Zoon Politikon / José L. Archundia
Lo primero que llamó la atención esta semana no fue lo que dijo Andrés García Repper en Aristegui en Vivo, sino cómo lo dijo: con el entusiasmo de quien por fin logra su entrevista nacional. Y ya encarrerado, sin que nadie se lo hubiera preguntado, se puso a explicar por qué considera a Cabeza de Vaca «prófugo de la justicia». El dato saltó en medio de una charla que tuvo más afán protagónico que informativo.
Durante ocho años han desfilado cuatro personajes por la Fiscalía con el mismo defecto de origen. Ninguno pudo hacer de ese aparato legal una institución, un contrapeso real; en realidad, estuvieron y están subordinados al Poder Ejecutivo. Desde que se creó en 2017 se han acumulado más de mil denuncias por corrupción. Y de esa carga de expedientes apenas un puñado terminó en sentencia. El resto se quedó archivado, prescrito o simplemente olvidado en algún cajón de Ciudad Victoria.
Javier Castro Ormaechea fue el primero, y con él la Fiscalía apenas caminaba: seis carpetas judicializadas en todo su primer año completo. Pero el verdadero uso que le encontraron llegó después, con Raúl Ramírez Castañeda, el fiscal que Cabeza de Vaca colocó ahí en 2021. Bajo su mando, la corporación descubrió su vocación real: no perseguir la corrupción, sino cobrar cuentas pendientes. Ahí está el caso de Eugenio Hernández, casi seis años en prisión por acusaciones que distintos jueces federales fueron tumbando una tras otra, hasta dejarlo libre sin cargo firme.
Tampoco hay que olvidar la campaña de 2022. Cuando ya se veía venir la derrota panista, el aparato de justicia estatal se activó contra el equipo de Américo Villarreal: alcaldes con orden de aprehensión encima, un dirigente de Morena detenido en Madero sin que quedara claro por qué y, según se denunció entonces desde la tribuna del Senado, instrucciones para armar hasta 40 expedientes nuevos contra gente cercana al candidato morenista. Villarreal tuvo que subir a esa misma tribuna, con Monreal y Delgado al lado, a contar el acoso que vivían él, su familia y su equipo. El gobierno de Cabeza de Vaca lo negó todo, por supuesto.

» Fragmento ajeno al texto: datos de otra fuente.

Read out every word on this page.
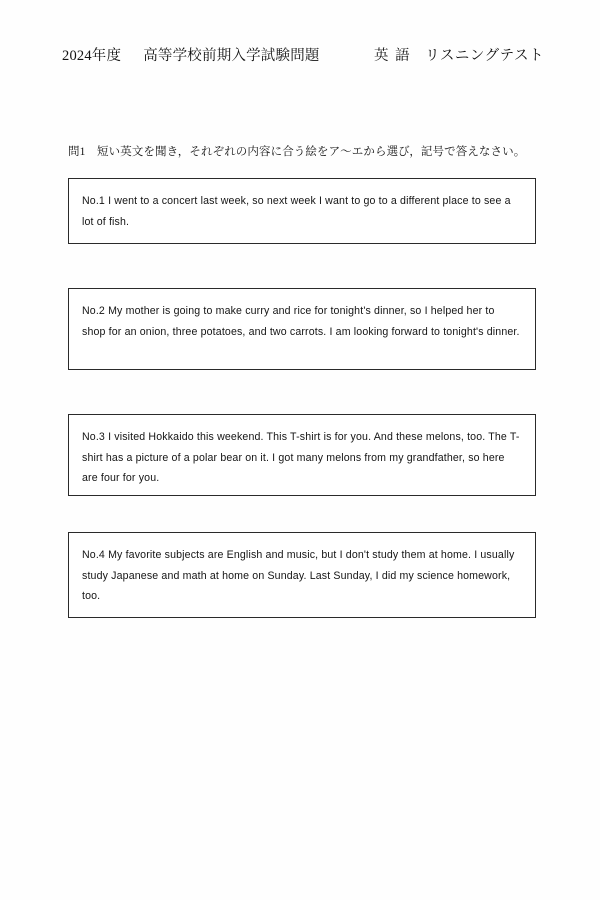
2024年度 高等学校前期入学試験問題	英 語 リスニングテスト
問1　短い英文を聞き，それぞれの内容に合う絵をア～エから選び，記号で答えなさい。
No.1 I went to a concert last week, so next week I want to go to a different place to see a lot of fish.
No.2 My mother is going to make curry and rice for tonight's dinner, so I helped her to shop for an onion, three potatoes, and two carrots. I am looking forward to tonight's dinner.
No.3 I visited Hokkaido this weekend. This T-shirt is for you. And these melons, too. The T-shirt has a picture of a polar bear on it. I got many melons from my grandfather, so here are four for you.
No.4 My favorite subjects are English and music, but I don't study them at home. I usually study Japanese and math at home on Sunday. Last Sunday, I did my science homework, too.
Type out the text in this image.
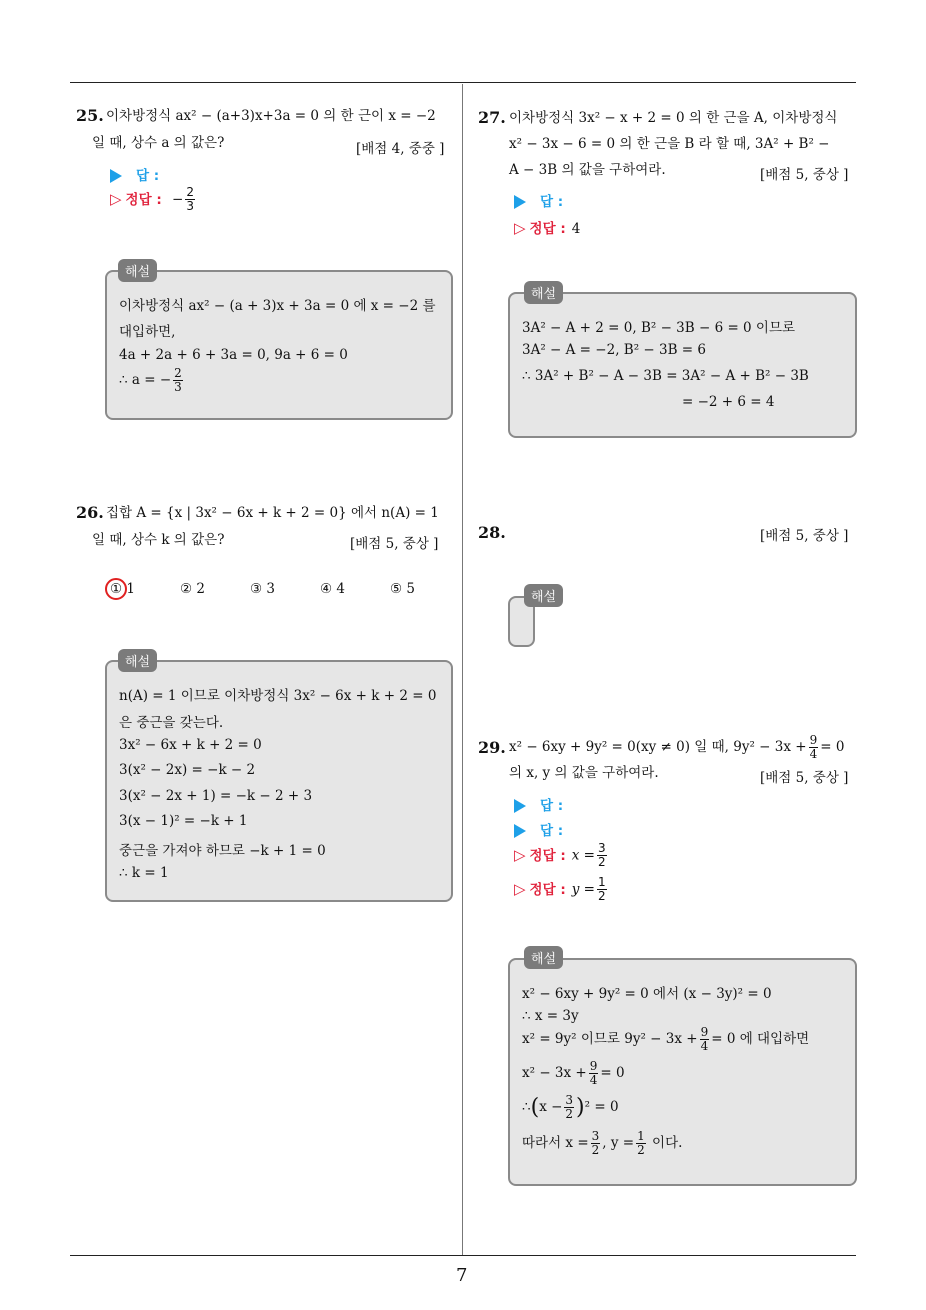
7
25. 이차방정식 ax² − (a+3)x+3a = 0 의 한 근이 x = −2
일 때, 상수 a 의 값은?	[배점 4, 중중 ]
답 :
▷ 정답 : − $\frac{2}{3}$
이차방정식 ax² − (a + 3)x + 3a = 0 에 x = −2 를
대입하면,
4a + 2a + 6 + 3a = 0, 9a + 6 = 0
∴ a = − $\frac{2}{3}$
해설
26. 집합 A = {x | 3x² − 6x + k + 2 = 0} 에서 n(A) = 1
일 때, 상수 k 의 값은?	[배점 5, 중상 ]
① 1	② 2	③ 3	④ 4	⑤ 5
n(A) = 1 이므로 이차방정식 3x² − 6x + k + 2 = 0
은 중근을 갖는다.
3x² − 6x + k + 2 = 0
3(x² − 2x) = −k − 2
3(x² − 2x + 1) = −k − 2 + 3
3(x − 1)² = −k + 1
중근을 가져야 하므로 −k + 1 = 0
∴ k = 1
해설
27. 이차방정식 3x² − x + 2 = 0 의 한 근을 A, 이차방정식
x² − 3x − 6 = 0 의 한 근을 B 라 할 때, 3A² + B² −
A − 3B 의 값을 구하여라.	[배점 5, 중상 ]
답 :
▷ 정답 : 4
3A² − A + 2 = 0, B² − 3B − 6 = 0 이므로
3A² − A = −2, B² − 3B = 6
∴ 3A² + B² − A − 3B = 3A² − A + B² − 3B
= −2 + 6 = 4
해설
28.	[배점 5, 중상 ]
해설
29. x² − 6xy + 9y² = 0(xy ≠ 0) 일 때, $9y^2 - 3x + \frac{9}{4} = 0$
의 x, y 의 값을 구하여라.	[배점 5, 중상 ]
답 :
답 :
▷ 정답 : $x = \frac{3}{2}$
▷ 정답 : $y = \frac{1}{2}$
x² − 6xy + 9y² = 0 에서 (x − 3y)² = 0
∴ x = 3y
x² = 9y² 이므로 $9y^2 - 3x + \frac{9}{4} = 0$ 에 대입하면
$x^2 - 3x + \frac{9}{4} = 0$
∴(x − $\frac{3}{2} )^2 = 0$
따라서 $x = \frac{3}{2}$ , $y = \frac{1}{2}$ 이다.
해설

Con el cambio de gobierno se esperaba otra cosa, y llegó una versión más discreta del mismo problema. Jesús Eduardo Govea Orozco aprovechó su breve paso al frente para sacar 15 órdenes de aprehensión contra gente cercana al expanista, algo que sirvió para un buen titular, pero no tanto para sostener resultados: treinta y una carpetas judicializadas en un año apenas alcanzan para justificar el sueldo, aunque sí le alcanzó a él para saltar a la Fiscalía General de Justicia.
Ahora está García Repper, quien llegó en febrero prometiéndole al Congreso que no cobraría facturas políticas ni haría cacerías de brujas. Ocho meses después, lo único que ha producido son negaciones: no hay caso, no hay persecución, no hay imputación, y esta semana, una clasificación jurídica sobre un exgobernador que justo acaba de anunciar que quiere ser presidente en 2030. Puede que sea coincidencia. En esta Fiscalía, sin embargo, las coincidencias siempre llegan puntuales al calendario político.
Al final, la historia se repite con distintos nombres: una institución que debía vigilar el dinero público terminó vigilando enemigos políticos, primero de un color y ahora de otro, sin que nadie se moleste demasiado en perseguir la corrupción de verdad.